The laud applause that interfered with their speeches and with the one delivered by Prime Minister Olmert overcame the fury of hundreds of anxious Ashkelon residents who gathered outside the mall hit by the Grad.
Dr. Siderer is a strong man. He is not leaving town and doesn’t even want to hear about it. Yet in my town, Ashkelon, anxiety reigns supreme this morning. Quiet anxiety, not a screaming one. Yes, people are going to work, to coffee shops, to the streets. Yet today they are asking themselves whether to stay here.
Ashkelon isn’t Sderot. It has a significant echelon that is doing well economically and may pack its bags and move away. They don’t want to raise their children under the shadow of the rockets or as captives to the wisdom of the Home Front Command, which disconnected the rocket alert siren without informing residents. The army was concerned about the “cry wolf” effect, but on Wednesday Ashkelon residents experienced a real wolf attack without the army protecting them, even by doing as little as activating the siren.
These residents do not see their life in Ashkelon vis-à-vis the Palestinian rocket roulette as a mission. As they apparently feel a greater sense of responsibility than their leaders for their children and elderly, they are weighing a move north.
One way or another, southern residents are on the frontlines of the struggle against Palestinian terror this morning, while our leaders continue the Bush and Peres festivals. In the State of Jerusalem people deliver speeches and make declarations; in the State of Ashkelon, just like in Sderot and other regional communities, people are picking up the pieces, comforting bereaved families, praying for the wellbeing of the injured, and looking to the sky with anxiety, so maybe they can spot the next rocket fired at them.

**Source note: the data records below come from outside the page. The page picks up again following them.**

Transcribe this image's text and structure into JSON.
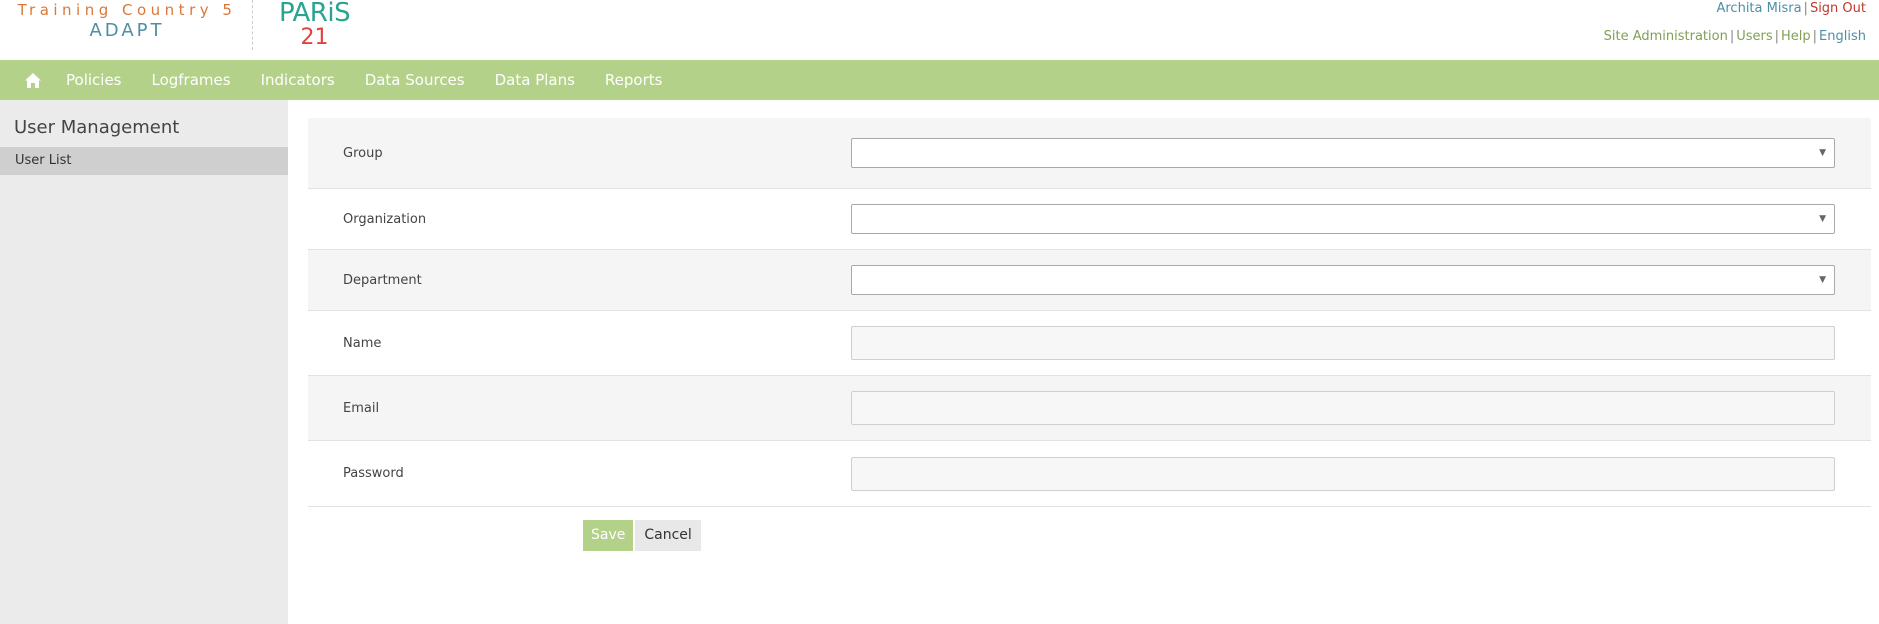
{
  "brand": {
    "title": "Training Country 5",
    "subtitle": "ADAPT"
  },
  "logo": {
    "top": "PARiS",
    "bottom": "21"
  },
  "user_menu": {
    "user_name": "Archita Misra",
    "sign_out": "Sign Out"
  },
  "admin_menu": {
    "site_admin": "Site Administration",
    "users": "Users",
    "help": "Help",
    "language": "English"
  },
  "nav": {
    "items": [
      "Policies",
      "Logframes",
      "Indicators",
      "Data Sources",
      "Data Plans",
      "Reports"
    ]
  },
  "sidebar": {
    "title": "User Management",
    "items": [
      "User List"
    ]
  },
  "form": {
    "group_label": "Group",
    "group_value": "",
    "organization_label": "Organization",
    "organization_value": "",
    "department_label": "Department",
    "department_value": "",
    "name_label": "Name",
    "name_value": "",
    "email_label": "Email",
    "email_value": "",
    "password_label": "Password",
    "password_value": "",
    "save_label": "Save",
    "cancel_label": "Cancel"
  },
  "colors": {
    "accent_green": "#b4d18a",
    "brand_orange": "#d9783a",
    "brand_blue": "#4d8fa6",
    "sign_out_red": "#c0392b"
  }
}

Conversations with our ministers Thursday morning make it clear that they have bad news. The first one is that there is no kind of solution in the near future. Those who are talking about a possible operation in Gaza say it will be a short-term solution with a heavy human toll, both on our side and on the Palestinian side. Those who talk about peace with the Palestinians don’t know what will happen with Hamas and its patron, Iran. In other words: What’s been happening so far will continue to happen and may possibly become worse and last years.
No end in sight
Meanwhile, a difficult picture emerges from closed-door sessions, cabinet meetings, consultations involving top security officials, assessments, and intelligence reports. The fact is that we are dealing with two entities – one is Muslim and radical and is supported by Iran’s Ayatollahs, while the other is democratic and Western, and supported by the white House. Both these entities are moving in the direction of each other just like tectonic plates of two giant continents – and at the epicenter, we have Ashkelon, Sderot, and Gaza-region communities. The question is not whether an earthquake will come, but rather, how powerful it will be and how many casualties it will leave in its wake.